De Haagse dansorganisaties Korzo en Nederlands Dans Theater nodigen ieder jaar drie choreografen uit om vanuit volledige vrijheid een korte voorstelling te maken. De nieuwe editie van Here We Live and Now levert een gevarieerde trits dansschetsen op, van makers met een achtergrond in urban dance.

Brothers van Justin de Jager begint als het werklicht en zaallicht nog aan zijn. Bij de inloop staan en liggen De Jager en duetpartner Sam Deliveyne al volop hun threadingkunsten te oefenen. Deze hiphopstijl is een soort acrobatiek op de vierkante centimeter, waarbij lichaamsdelen hoepels vormen, waar dan weer andere lichaamsdelen doorheen moeten worden gestoken. Als iedereen zit schalt het nummer Leren Leven van rapper Fresku uit de speakers. De Jager en Deliveyne, beiden met ontbloot bovenlichaam, dagen elkaar uit in een reeks minibattles. 

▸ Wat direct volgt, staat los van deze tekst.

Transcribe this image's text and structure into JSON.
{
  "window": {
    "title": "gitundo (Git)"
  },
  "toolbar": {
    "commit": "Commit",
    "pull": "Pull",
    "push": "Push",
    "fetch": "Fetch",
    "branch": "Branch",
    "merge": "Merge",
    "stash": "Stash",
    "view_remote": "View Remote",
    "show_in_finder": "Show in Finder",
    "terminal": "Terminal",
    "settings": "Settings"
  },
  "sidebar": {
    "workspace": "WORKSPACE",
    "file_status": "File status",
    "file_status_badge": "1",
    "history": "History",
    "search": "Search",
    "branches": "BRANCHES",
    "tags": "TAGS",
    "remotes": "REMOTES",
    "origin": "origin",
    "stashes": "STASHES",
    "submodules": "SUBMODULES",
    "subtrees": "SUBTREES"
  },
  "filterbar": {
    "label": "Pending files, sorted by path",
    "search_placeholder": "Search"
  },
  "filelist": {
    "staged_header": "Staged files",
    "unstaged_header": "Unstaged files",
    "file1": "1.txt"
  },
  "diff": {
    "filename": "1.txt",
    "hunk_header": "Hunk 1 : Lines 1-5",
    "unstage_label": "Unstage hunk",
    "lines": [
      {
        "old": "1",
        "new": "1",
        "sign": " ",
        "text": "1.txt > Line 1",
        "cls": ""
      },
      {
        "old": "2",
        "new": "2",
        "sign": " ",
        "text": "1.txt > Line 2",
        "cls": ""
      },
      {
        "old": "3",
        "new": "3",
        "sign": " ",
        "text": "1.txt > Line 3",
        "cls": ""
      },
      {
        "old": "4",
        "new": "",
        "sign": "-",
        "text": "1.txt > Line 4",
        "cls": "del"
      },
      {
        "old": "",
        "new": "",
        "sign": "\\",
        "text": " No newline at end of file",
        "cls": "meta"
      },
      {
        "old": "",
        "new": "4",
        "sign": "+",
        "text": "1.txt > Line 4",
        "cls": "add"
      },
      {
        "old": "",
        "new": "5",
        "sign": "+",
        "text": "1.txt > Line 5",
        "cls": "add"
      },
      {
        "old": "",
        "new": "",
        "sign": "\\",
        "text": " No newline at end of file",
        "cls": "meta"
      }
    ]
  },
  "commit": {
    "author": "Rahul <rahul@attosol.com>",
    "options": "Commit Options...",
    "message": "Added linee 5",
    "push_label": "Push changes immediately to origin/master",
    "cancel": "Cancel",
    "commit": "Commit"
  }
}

Op het moment dat ze hun battle afsluiten met een homie handshake switcht het zaallicht uit en staat het duo in het spotlicht. Dit markeert het begin van een complexe reeks threadingexercities, waarbij ze overal bij elkaar openingen zoeken om armen, benen, rompen en hoofden doorheen te duwen. Fraai is een staande positie, waarbij ze afwisselend een arm rondwieken, steeds sneller. Grappig is een bewegingsreeks, waarbij hun armen in elkaar zijn gehaakt en ze onmogelijk uit elkaars verstrengeling kunnen ontsnappen. Vergeleken met De Jagers elegante man-vrouw-duet Through gaat het er in Brothers een stuk ruiger aan toe. Af en toe lijkt het of de over elkaar rollende lijven van De Jager en Deliveyne verwikkeld zijn in een partijtje vrij worstelen.

Het aantal mogelijke sluipdoorkruipdoorvariaties lijkt eindeloos. Net als het geval was met Through, slaat op een gegeven moment de variatie-inflatie toe en geloof je het wel als toeschouwer. Wederom zou een strengere selectie van het in het repetitieproces verzamelde bewegingsmateriaal wonderen doen.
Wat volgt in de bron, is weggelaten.